Sécurité

La BNS rachète la majorité de la société grisonne Landqart

Afin de garantir la production des nouveaux billets de banque, l’institut d’émission vole au secours de Landqart, en difficulté à la suite de la défection d’un important client

La Banque nationale suisse (BNS) s’empare de 90% du capital-actions du fabricant grison de papier de sécurité, le groupe zurichois d’édition et d’impression Orell Füssli reprenant les 10% restants, pour un montant total de 21,5 millions de francs.

Sont aussi reprises, suivant le même rapport de participation, les actions de Landqart Management and Services, a précisé jeudi la BNS. Cette société détient notamment les brevets de la technologie à la base du substrat Durasafe utilisé pour la nouvelle série – la 9e – de billets de banque.

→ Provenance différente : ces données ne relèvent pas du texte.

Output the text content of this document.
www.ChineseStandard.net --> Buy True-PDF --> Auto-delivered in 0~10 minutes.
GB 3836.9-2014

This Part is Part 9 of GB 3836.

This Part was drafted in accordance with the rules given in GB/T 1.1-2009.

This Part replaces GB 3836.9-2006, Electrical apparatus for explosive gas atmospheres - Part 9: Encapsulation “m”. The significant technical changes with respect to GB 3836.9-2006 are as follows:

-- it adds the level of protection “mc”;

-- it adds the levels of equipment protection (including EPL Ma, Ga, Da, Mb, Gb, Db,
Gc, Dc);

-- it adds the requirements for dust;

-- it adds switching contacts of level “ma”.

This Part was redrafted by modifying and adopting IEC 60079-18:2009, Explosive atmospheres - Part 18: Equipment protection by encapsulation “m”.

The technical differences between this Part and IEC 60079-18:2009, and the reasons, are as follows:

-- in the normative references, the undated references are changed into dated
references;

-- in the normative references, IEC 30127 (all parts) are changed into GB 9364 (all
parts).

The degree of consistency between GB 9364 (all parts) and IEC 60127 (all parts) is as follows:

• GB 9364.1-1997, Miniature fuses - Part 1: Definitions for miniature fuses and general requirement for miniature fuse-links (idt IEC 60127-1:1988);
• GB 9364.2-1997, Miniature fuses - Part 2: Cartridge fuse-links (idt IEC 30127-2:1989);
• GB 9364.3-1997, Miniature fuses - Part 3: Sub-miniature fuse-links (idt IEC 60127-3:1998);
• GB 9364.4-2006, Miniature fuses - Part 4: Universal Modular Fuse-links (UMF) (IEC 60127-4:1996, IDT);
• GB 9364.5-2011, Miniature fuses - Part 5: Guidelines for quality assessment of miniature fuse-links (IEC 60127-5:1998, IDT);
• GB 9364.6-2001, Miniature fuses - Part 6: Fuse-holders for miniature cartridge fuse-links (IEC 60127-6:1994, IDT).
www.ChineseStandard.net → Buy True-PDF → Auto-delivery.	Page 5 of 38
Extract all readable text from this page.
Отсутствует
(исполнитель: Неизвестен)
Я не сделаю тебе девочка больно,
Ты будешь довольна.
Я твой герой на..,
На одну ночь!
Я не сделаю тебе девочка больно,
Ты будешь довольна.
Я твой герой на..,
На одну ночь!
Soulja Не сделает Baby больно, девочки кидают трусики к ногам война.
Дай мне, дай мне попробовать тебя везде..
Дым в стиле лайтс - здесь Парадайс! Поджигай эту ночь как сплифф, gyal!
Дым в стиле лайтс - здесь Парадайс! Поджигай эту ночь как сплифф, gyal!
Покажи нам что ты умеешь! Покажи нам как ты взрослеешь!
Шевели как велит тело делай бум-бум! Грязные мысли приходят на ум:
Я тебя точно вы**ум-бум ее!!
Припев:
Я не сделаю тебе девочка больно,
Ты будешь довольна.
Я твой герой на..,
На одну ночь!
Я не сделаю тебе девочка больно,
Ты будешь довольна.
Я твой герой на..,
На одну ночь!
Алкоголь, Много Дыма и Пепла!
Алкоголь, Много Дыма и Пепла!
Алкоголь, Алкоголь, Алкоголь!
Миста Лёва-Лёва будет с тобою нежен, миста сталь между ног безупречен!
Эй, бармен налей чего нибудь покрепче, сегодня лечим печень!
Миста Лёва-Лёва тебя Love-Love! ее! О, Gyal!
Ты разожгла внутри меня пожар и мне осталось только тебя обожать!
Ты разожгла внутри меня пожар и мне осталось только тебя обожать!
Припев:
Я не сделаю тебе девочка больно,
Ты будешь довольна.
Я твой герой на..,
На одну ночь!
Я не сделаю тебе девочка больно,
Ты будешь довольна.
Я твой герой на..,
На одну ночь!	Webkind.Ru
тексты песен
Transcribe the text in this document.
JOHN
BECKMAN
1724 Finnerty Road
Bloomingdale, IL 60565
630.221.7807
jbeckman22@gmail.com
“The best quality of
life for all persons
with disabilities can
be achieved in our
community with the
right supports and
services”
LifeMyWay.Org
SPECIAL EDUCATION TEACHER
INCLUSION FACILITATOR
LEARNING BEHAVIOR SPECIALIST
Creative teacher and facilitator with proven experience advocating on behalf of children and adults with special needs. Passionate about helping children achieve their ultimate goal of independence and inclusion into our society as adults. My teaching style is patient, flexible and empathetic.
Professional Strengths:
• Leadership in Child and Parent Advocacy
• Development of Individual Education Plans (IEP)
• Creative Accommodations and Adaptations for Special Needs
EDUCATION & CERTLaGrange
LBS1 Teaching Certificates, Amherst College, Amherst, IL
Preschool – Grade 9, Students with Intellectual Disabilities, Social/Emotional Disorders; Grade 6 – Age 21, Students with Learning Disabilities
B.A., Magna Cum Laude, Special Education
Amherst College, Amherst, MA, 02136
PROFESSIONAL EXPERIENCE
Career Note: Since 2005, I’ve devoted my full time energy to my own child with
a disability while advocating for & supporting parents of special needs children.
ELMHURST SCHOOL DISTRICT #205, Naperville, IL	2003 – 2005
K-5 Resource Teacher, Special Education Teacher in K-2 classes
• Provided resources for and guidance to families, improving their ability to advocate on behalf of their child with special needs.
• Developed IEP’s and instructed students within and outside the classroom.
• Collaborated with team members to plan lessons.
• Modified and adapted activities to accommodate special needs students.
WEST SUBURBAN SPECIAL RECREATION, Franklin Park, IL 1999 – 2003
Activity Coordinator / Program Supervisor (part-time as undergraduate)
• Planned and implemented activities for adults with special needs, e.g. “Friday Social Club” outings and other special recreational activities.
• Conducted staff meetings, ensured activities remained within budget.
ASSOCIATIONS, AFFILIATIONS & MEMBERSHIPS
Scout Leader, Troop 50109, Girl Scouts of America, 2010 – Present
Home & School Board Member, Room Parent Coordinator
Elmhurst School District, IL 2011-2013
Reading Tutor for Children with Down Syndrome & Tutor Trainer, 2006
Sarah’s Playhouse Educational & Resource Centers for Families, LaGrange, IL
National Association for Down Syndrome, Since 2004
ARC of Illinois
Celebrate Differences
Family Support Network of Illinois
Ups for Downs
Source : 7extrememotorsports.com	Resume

L’entreprise établie à Landquart, unique fournisseur disposant de cette technologie et des capacités de production correspondantes, fabrique le substrat des nouveaux billets. Cette matière, mélange de papier de sécurité et d’un polymère transparent, est ensuite imprimée et dotée des éléments de sécurité chez Orell Füssli, dont la Banque nationale suisse  détient un tiers des parts.

En octobre dernier, Landqart a informé la BNS qu’un important client de papier de banque traditionnel avait annulé à court terme et sans préavis sa commande, a expliqué devant la presse à Zurich Thomas Jordan, le président de l’institut d’émission. Cette annulation entraînait alors une chute de 16% des revenus attendus au quatrième trimestre et même de 30% l’an prochain.

Chômage partiel

Face à cette situation, l’entreprise, qui emploie quelque 260 salariés, a introduit début décembre le chômage partiel, et cela pour une durée de trois à quatre mois. Alors que Landqart risquait la liquidation, avec comme conséquence l’interruption de la production des nouveaux billets, la BNS, après avoir examiné plusieurs options, a jugé qu’un rachat représentait la meilleure solution, a dit Thomas Jordan.

Les négociations entamées avec le propriétaire de la société, une filiale du groupe canadien Fortress Paper Ltd, coté à la bourse de Toronto, ont abouti mercredi avec la signature des contrats de reprise. Pour la BNS, le prix d’achat se monte à 19,35 millions de francs, somme financée via le budget ordinaire de la banque centrale.

Le rachat de Landqart s’inscrit dans le contexte d’un besoin urgent de liquidités pour la société et, pour la banque centrale, l’accomplissement de son mandat légal d’approvisionnement en numéraire, a poursuivi Thomas Jordan. Outre les brevets et les machines, l’acquisition permet de sauvegarder le savoir-faire des salariés.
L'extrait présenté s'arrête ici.